Anonymous wrote:Anonymous wrote:Anonymous wrote:Anonymous wrote:No one cares
You do. We can keep doing this forever if you wish.
Actually, I don’t. One day, you won’t either. I’m
You keep replying. You care. Deeply.
Anonymous wrote:Anonymous wrote:Anonymous wrote:No one cares
You do. We can keep doing this forever if you wish.
Actually, I don’t. One day, you won’t either. I’m
Anonymous wrote:Anonymous wrote:No one cares
You do. We can keep doing this forever if you wish.
Anonymous wrote:Very cool to put this together, thanks OP. I find it interesting and a validation that my DS's club is relevant.
Anonymous wrote:No one cares
Anonymous wrote:Anonymous wrote:Anonymous wrote:Did you use a spread sheet with formulas or just pencil and paper to figure this out?
NP. Not sure what they did (assuming it would be a spread sheet), but it would be super easy with a spreadsheet and not difficult at all with pencil and paper.
Just looked on ECNL site and the math checks out. Lets use BRYC as an example: U13 0.00 + U14 0.08 + U15 0.33 + U16 1.11 + U17 0.36 + U19 1.00 = 2.88
Anonymous wrote:Anonymous wrote:OP how is this data relevant to ECNL? Does the league find any relevance on the stats? How does it relate to the ECNL mission, vision and goals? Is ECNL all about winning, developing, college, profits or individual player success? Is ECNL evaluating clubs based on the data or anything else? You are not the head of a club member therefore let people who know tell true.
It has little relevance. Point is to make another talking point on this message board. Its working.
Anonymous wrote:Anonymous wrote:Anonymous wrote:No one cares. It means zero to those who understand what it’s all about
Sounds like your team loses alot. Sure, it's about college recruiting in the end, but club performance affects that over time. Better clubs attract better coaching and better players. By practicing in that environment over time, player development improves. It matters.

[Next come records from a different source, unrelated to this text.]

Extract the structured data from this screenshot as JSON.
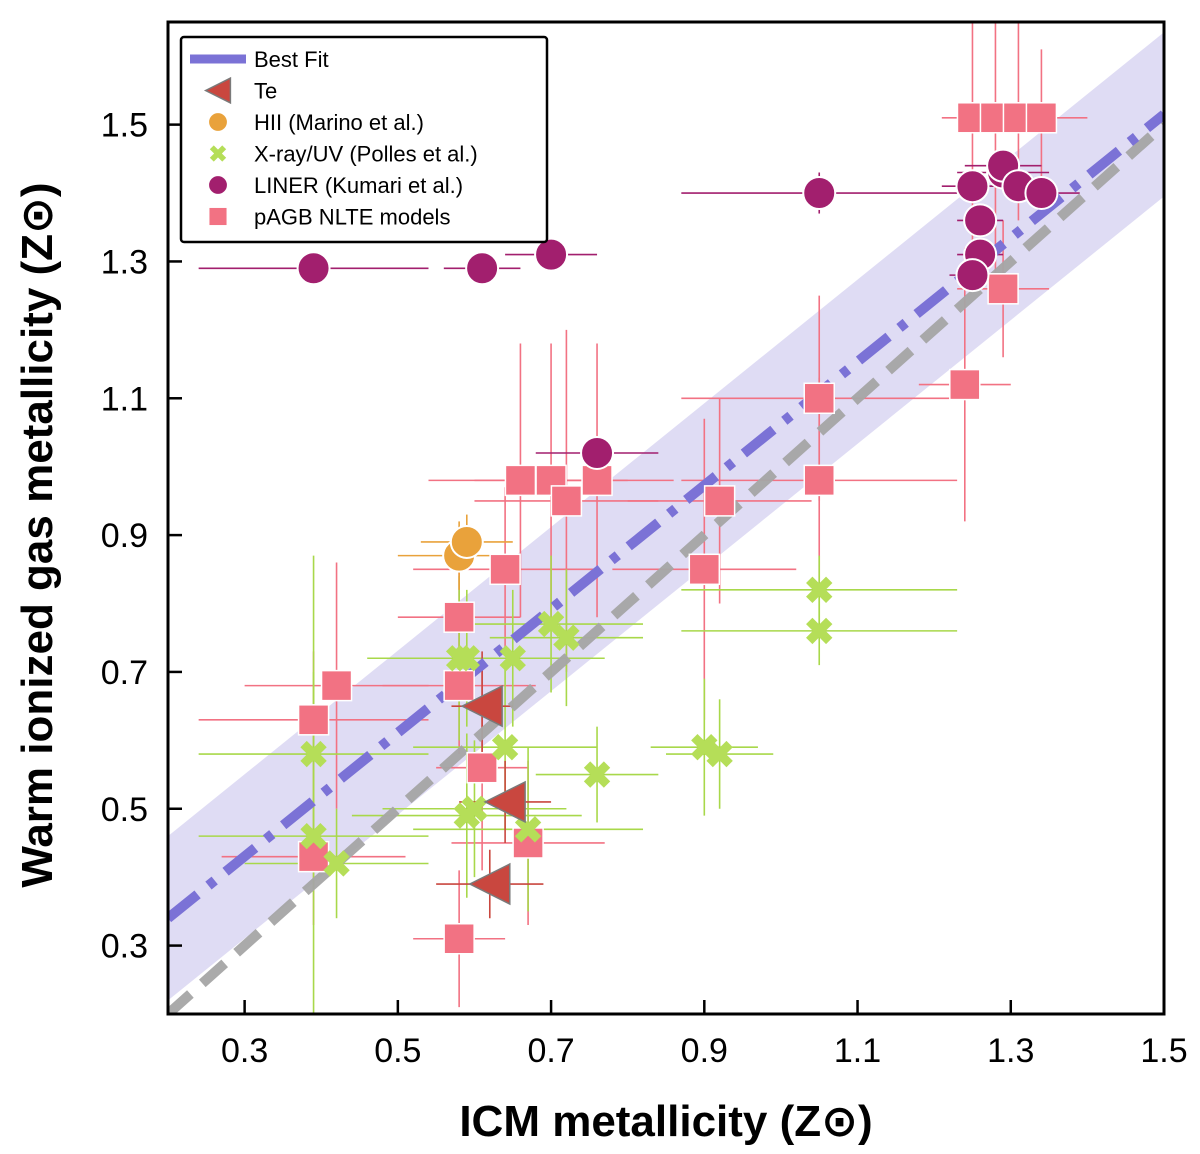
{
  "chart_data": {
    "type": "scatter",
    "xlabel": "ICM metallicity (Z⊙)",
    "ylabel": "Warm ionized gas metallicity (Z⊙)",
    "xlim": [
      0.2,
      1.5
    ],
    "ylim": [
      0.2,
      1.65
    ],
    "xticks": [
      "0.3",
      "0.5",
      "0.7",
      "0.9",
      "1.1",
      "1.3",
      "1.5"
    ],
    "yticks": [
      "0.3",
      "0.5",
      "0.7",
      "0.9",
      "1.1",
      "1.3",
      "1.5"
    ],
    "legend": {
      "placement": "top-left",
      "entries": [
        "Best Fit",
        "Te",
        "HII (Marino et al.)",
        "X-ray/UV (Polles et al.)",
        "LINER (Kumari et al.)",
        "pAGB NLTE models"
      ]
    },
    "best_fit": {
      "name": "Best Fit",
      "style": "dash-dot",
      "color": "#7b72d6",
      "band_color": "#d9d6f2",
      "x": [
        0.2,
        1.5
      ],
      "y": [
        0.34,
        1.515
      ],
      "band_halfwidth": 0.12
    },
    "one_to_one": {
      "style": "dashed",
      "color": "#a6a6a6",
      "x": [
        0.2,
        1.5
      ],
      "y": [
        0.2,
        1.5
      ]
    },
    "series": [
      {
        "name": "pAGB NLTE models",
        "marker": "square",
        "color": "#f27283",
        "errcolor": "#f27283",
        "points": [
          {
            "x": 0.58,
            "y": 0.31,
            "xerr": 0.06,
            "yerr": 0.1
          },
          {
            "x": 0.39,
            "y": 0.43,
            "xerr": 0.12,
            "yerr": 0.1
          },
          {
            "x": 0.39,
            "y": 0.63,
            "xerr": 0.15,
            "yerr": 0.1
          },
          {
            "x": 0.42,
            "y": 0.68,
            "xerr": 0.12,
            "yerr": 0.18
          },
          {
            "x": 0.58,
            "y": 0.68,
            "xerr": 0.1,
            "yerr": 0.1
          },
          {
            "x": 0.58,
            "y": 0.78,
            "xerr": 0.08,
            "yerr": 0.1
          },
          {
            "x": 0.61,
            "y": 0.56,
            "xerr": 0.06,
            "yerr": 0.15
          },
          {
            "x": 0.64,
            "y": 0.85,
            "xerr": 0.12,
            "yerr": 0.12
          },
          {
            "x": 0.67,
            "y": 0.45,
            "xerr": 0.1,
            "yerr": 0.12
          },
          {
            "x": 0.66,
            "y": 0.98,
            "xerr": 0.12,
            "yerr": 0.2
          },
          {
            "x": 0.7,
            "y": 0.98,
            "xerr": 0.1,
            "yerr": 0.2
          },
          {
            "x": 0.72,
            "y": 0.95,
            "xerr": 0.12,
            "yerr": 0.25
          },
          {
            "x": 0.76,
            "y": 0.98,
            "xerr": 0.1,
            "yerr": 0.2
          },
          {
            "x": 0.9,
            "y": 0.85,
            "xerr": 0.12,
            "yerr": 0.22
          },
          {
            "x": 0.92,
            "y": 0.95,
            "xerr": 0.12,
            "yerr": 0.15
          },
          {
            "x": 1.05,
            "y": 1.1,
            "xerr": 0.18,
            "yerr": 0.15
          },
          {
            "x": 1.05,
            "y": 0.98,
            "xerr": 0.18,
            "yerr": 0.15
          },
          {
            "x": 1.24,
            "y": 1.12,
            "xerr": 0.06,
            "yerr": 0.2
          },
          {
            "x": 1.29,
            "y": 1.26,
            "xerr": 0.06,
            "yerr": 0.1
          },
          {
            "x": 1.25,
            "y": 1.51,
            "xerr": 0.04,
            "yerr": 0.23
          },
          {
            "x": 1.28,
            "y": 1.51,
            "xerr": 0.04,
            "yerr": 0.23
          },
          {
            "x": 1.31,
            "y": 1.51,
            "xerr": 0.05,
            "yerr": 0.15
          },
          {
            "x": 1.34,
            "y": 1.51,
            "xerr": 0.06,
            "yerr": 0.1
          }
        ]
      },
      {
        "name": "X-ray/UV (Polles et al.)",
        "marker": "x",
        "color": "#b5de58",
        "errcolor": "#a8d84a",
        "points": [
          {
            "x": 0.39,
            "y": 0.58,
            "xerr": 0.15,
            "yerr": 0.12
          },
          {
            "x": 0.39,
            "y": 0.46,
            "xerr": 0.15,
            "yerr": 0.41
          },
          {
            "x": 0.42,
            "y": 0.42,
            "xerr": 0.12,
            "yerr": 0.08
          },
          {
            "x": 0.58,
            "y": 0.72,
            "xerr": 0.12,
            "yerr": 0.12
          },
          {
            "x": 0.59,
            "y": 0.72,
            "xerr": 0.1,
            "yerr": 0.1
          },
          {
            "x": 0.59,
            "y": 0.49,
            "xerr": 0.15,
            "yerr": 0.12
          },
          {
            "x": 0.6,
            "y": 0.5,
            "xerr": 0.12,
            "yerr": 0.1
          },
          {
            "x": 0.64,
            "y": 0.59,
            "xerr": 0.12,
            "yerr": 0.12
          },
          {
            "x": 0.65,
            "y": 0.72,
            "xerr": 0.12,
            "yerr": 0.1
          },
          {
            "x": 0.67,
            "y": 0.47,
            "xerr": 0.15,
            "yerr": 0.12
          },
          {
            "x": 0.7,
            "y": 0.77,
            "xerr": 0.12,
            "yerr": 0.1
          },
          {
            "x": 0.72,
            "y": 0.75,
            "xerr": 0.1,
            "yerr": 0.1
          },
          {
            "x": 0.76,
            "y": 0.55,
            "xerr": 0.08,
            "yerr": 0.07
          },
          {
            "x": 0.9,
            "y": 0.59,
            "xerr": 0.07,
            "yerr": 0.1
          },
          {
            "x": 0.92,
            "y": 0.58,
            "xerr": 0.07,
            "yerr": 0.08
          },
          {
            "x": 1.05,
            "y": 0.82,
            "xerr": 0.18,
            "yerr": 0.05
          },
          {
            "x": 1.05,
            "y": 0.76,
            "xerr": 0.18,
            "yerr": 0.05
          }
        ]
      },
      {
        "name": "HII (Marino et al.)",
        "marker": "circle",
        "color": "#e9a23b",
        "errcolor": "#e9a23b",
        "points": [
          {
            "x": 0.58,
            "y": 0.87,
            "xerr": 0.08,
            "yerr": 0.05
          },
          {
            "x": 0.59,
            "y": 0.89,
            "xerr": 0.06,
            "yerr": 0.04
          }
        ]
      },
      {
        "name": "Te",
        "marker": "triangle-left",
        "color": "#c9473f",
        "errcolor": "#c9473f",
        "points": [
          {
            "x": 0.61,
            "y": 0.65,
            "xerr": 0.04,
            "yerr": 0.08
          },
          {
            "x": 0.64,
            "y": 0.51,
            "xerr": 0.06,
            "yerr": 0.06
          },
          {
            "x": 0.62,
            "y": 0.39,
            "xerr": 0.07,
            "yerr": 0.05
          }
        ]
      },
      {
        "name": "LINER (Kumari et al.)",
        "marker": "circle",
        "color": "#a21f6e",
        "errcolor": "#a21f6e",
        "points": [
          {
            "x": 0.39,
            "y": 1.29,
            "xerr": 0.15,
            "yerr": 0
          },
          {
            "x": 0.61,
            "y": 1.29,
            "xerr": 0.05,
            "yerr": 0
          },
          {
            "x": 0.7,
            "y": 1.31,
            "xerr": 0.06,
            "yerr": 0
          },
          {
            "x": 0.76,
            "y": 1.02,
            "xerr": 0.08,
            "yerr": 0
          },
          {
            "x": 1.05,
            "y": 1.4,
            "xerr": 0.18,
            "yerr": 0.03
          },
          {
            "x": 1.25,
            "y": 1.41,
            "xerr": 0.04,
            "yerr": 0
          },
          {
            "x": 1.26,
            "y": 1.36,
            "xerr": 0.03,
            "yerr": 0
          },
          {
            "x": 1.26,
            "y": 1.31,
            "xerr": 0.03,
            "yerr": 0
          },
          {
            "x": 1.25,
            "y": 1.28,
            "xerr": 0.03,
            "yerr": 0
          },
          {
            "x": 1.29,
            "y": 1.43,
            "xerr": 0.06,
            "yerr": 0.02
          },
          {
            "x": 1.29,
            "y": 1.44,
            "xerr": 0.05,
            "yerr": 0.02
          },
          {
            "x": 1.31,
            "y": 1.41,
            "xerr": 0.04,
            "yerr": 0
          },
          {
            "x": 1.34,
            "y": 1.4,
            "xerr": 0.05,
            "yerr": 0
          }
        ]
      }
    ]
  }
}
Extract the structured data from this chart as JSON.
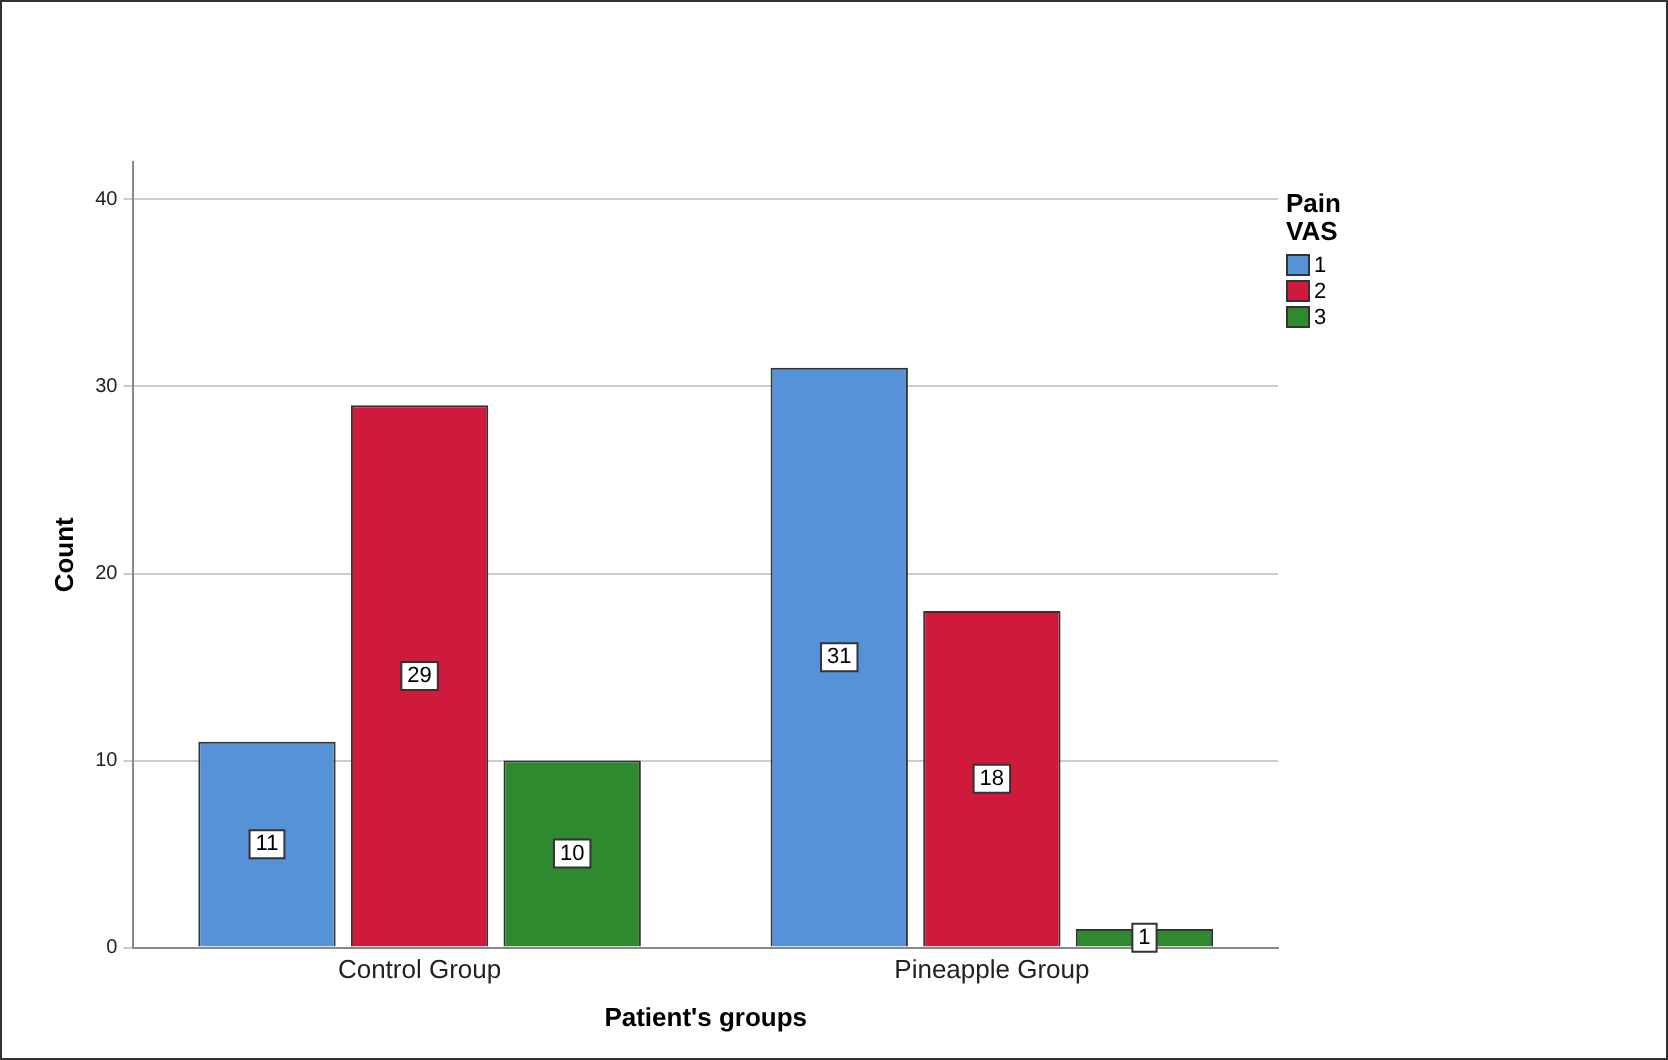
{
  "chart_data": {
    "type": "bar",
    "xlabel": "Patient's groups",
    "ylabel": "Count",
    "legend_title": "Pain VAS",
    "categories": [
      "Control Group",
      "Pineapple Group"
    ],
    "series": [
      {
        "name": "1",
        "color": "#5592d8",
        "values": [
          11,
          31
        ]
      },
      {
        "name": "2",
        "color": "#cf1a3c",
        "values": [
          29,
          18
        ]
      },
      {
        "name": "3",
        "color": "#2f8a2f",
        "values": [
          10,
          1
        ]
      }
    ],
    "ylim": [
      0,
      42
    ],
    "yticks": [
      0,
      10,
      20,
      30,
      40
    ],
    "grid": "y",
    "legend": "top right",
    "data_labels": true
  }
}
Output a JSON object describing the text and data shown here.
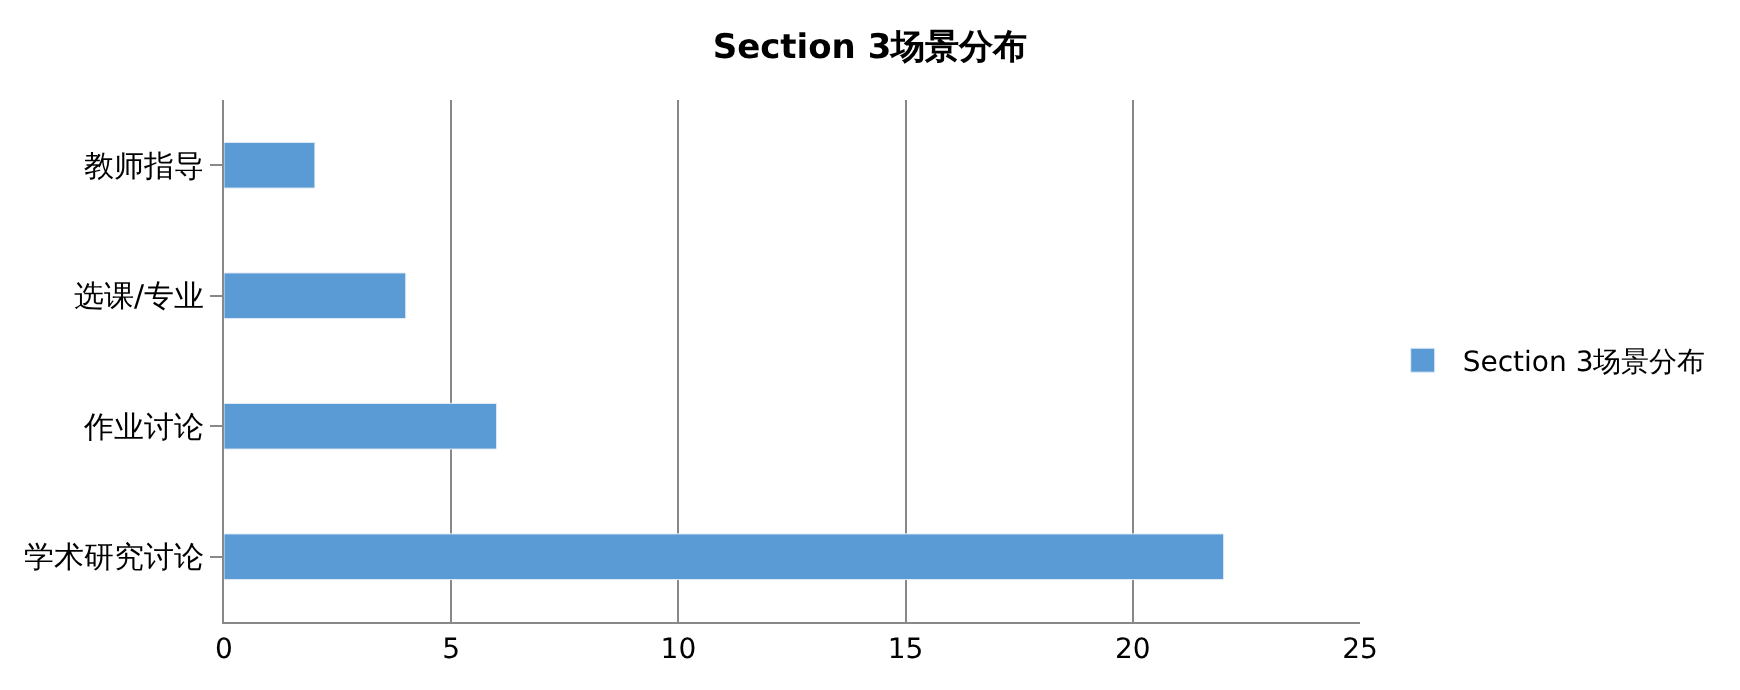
{
  "chart_data": {
    "type": "bar",
    "orientation": "horizontal",
    "title": "Section 3场景分布",
    "categories": [
      "教师指导",
      "选课/专业",
      "作业讨论",
      "学术研究讨论"
    ],
    "series": [
      {
        "name": "Section 3场景分布",
        "color": "#5b9bd5",
        "values": [
          2,
          4,
          6,
          22
        ]
      }
    ],
    "xlim": [
      0,
      25
    ],
    "xticks": [
      0,
      5,
      10,
      15,
      20,
      25
    ],
    "grid": "x",
    "legend": "right"
  }
}
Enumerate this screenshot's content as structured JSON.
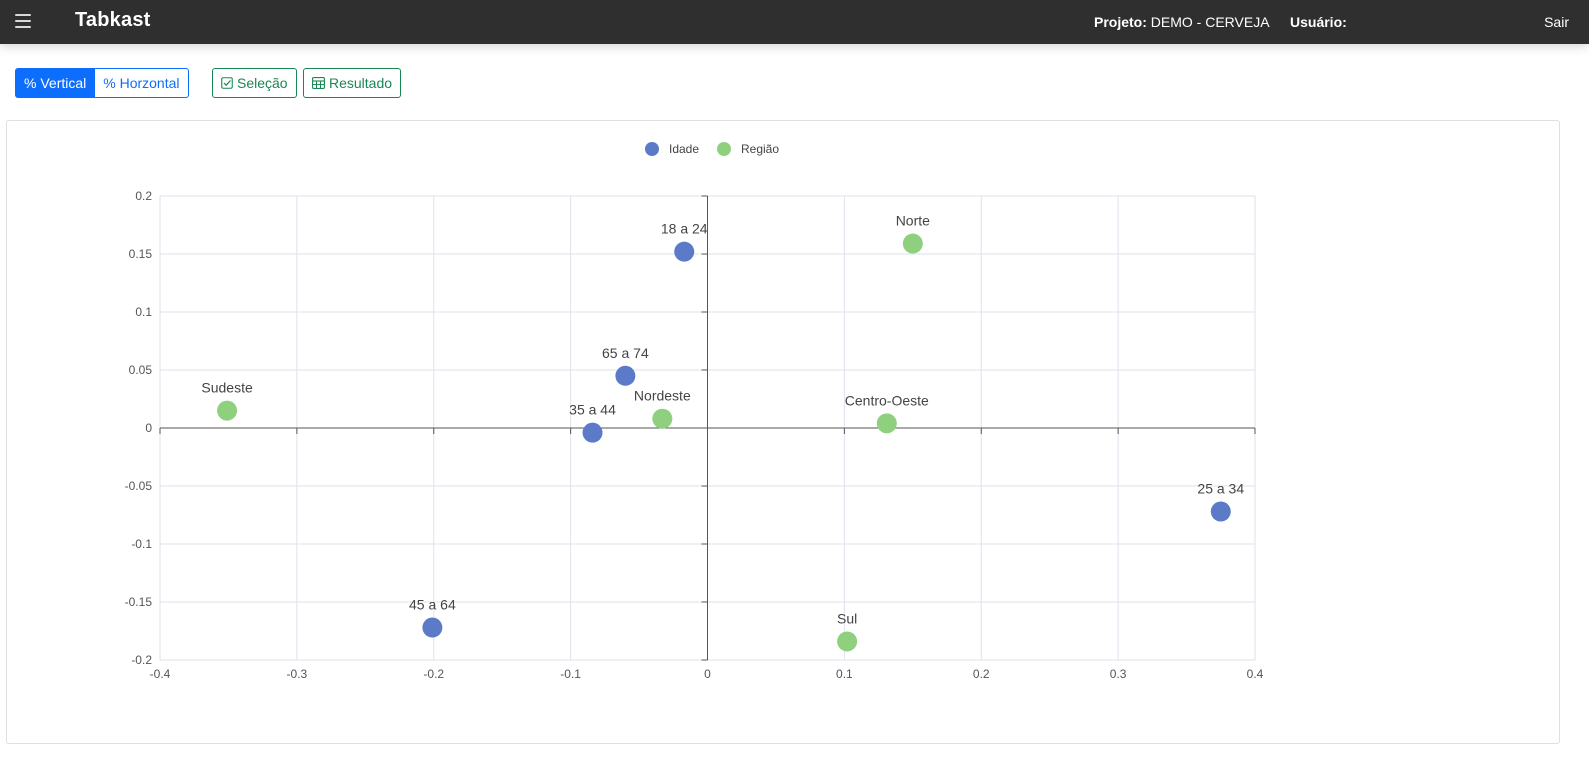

No it is the opposite. The parents with bench warmers or kid barely hanging on are the ones who are always talking about the club’s 0 whatevers and how good they are, how good this or that player is on our team, how the team won the final but their kid was a non factor, etc. They are just a bunch of jock sniffers. The parents with players never talk about how the club is doing over all.
Here how it works. Big clubs have a big pool. They will have enough athleticism to beat 75% of the other clubs because of pool size. Every so often an age group gets lucky and has 5-6 top player vs 2-3 or a really dominant player in a key position. The coach and club have very little to do with it.
Also most posters here would not know a good coach from a bad coach. The way parents judge how good a coach is is if they select my kid for the top team the coach is great!.
Anonymous wrote:OP how is this data relevant to ECNL? Does the league find any relevance on the stats? How does it relate to the ECNL mission, vision and goals? Is ECNL all about winning, developing, college, profits or individual player success? Is ECNL evaluating clubs based on the data or anything else? You are not the head of a club member therefore let people who know tell true.
Anonymous wrote:Anonymous wrote:Anonymous wrote:No one cares. It means zero to those who understand what it’s all about
Sounds like your team loses alot. Sure, it's about college recruiting in the end, but club performance affects that over time. Better clubs attract better coaching and better players. By practicing in that environment over time, player development improves. It matters.
Exactly. College Coaches know which clubs are most successful from top to bottom and they tend to gravitate towards those clubs during recruiting cycles.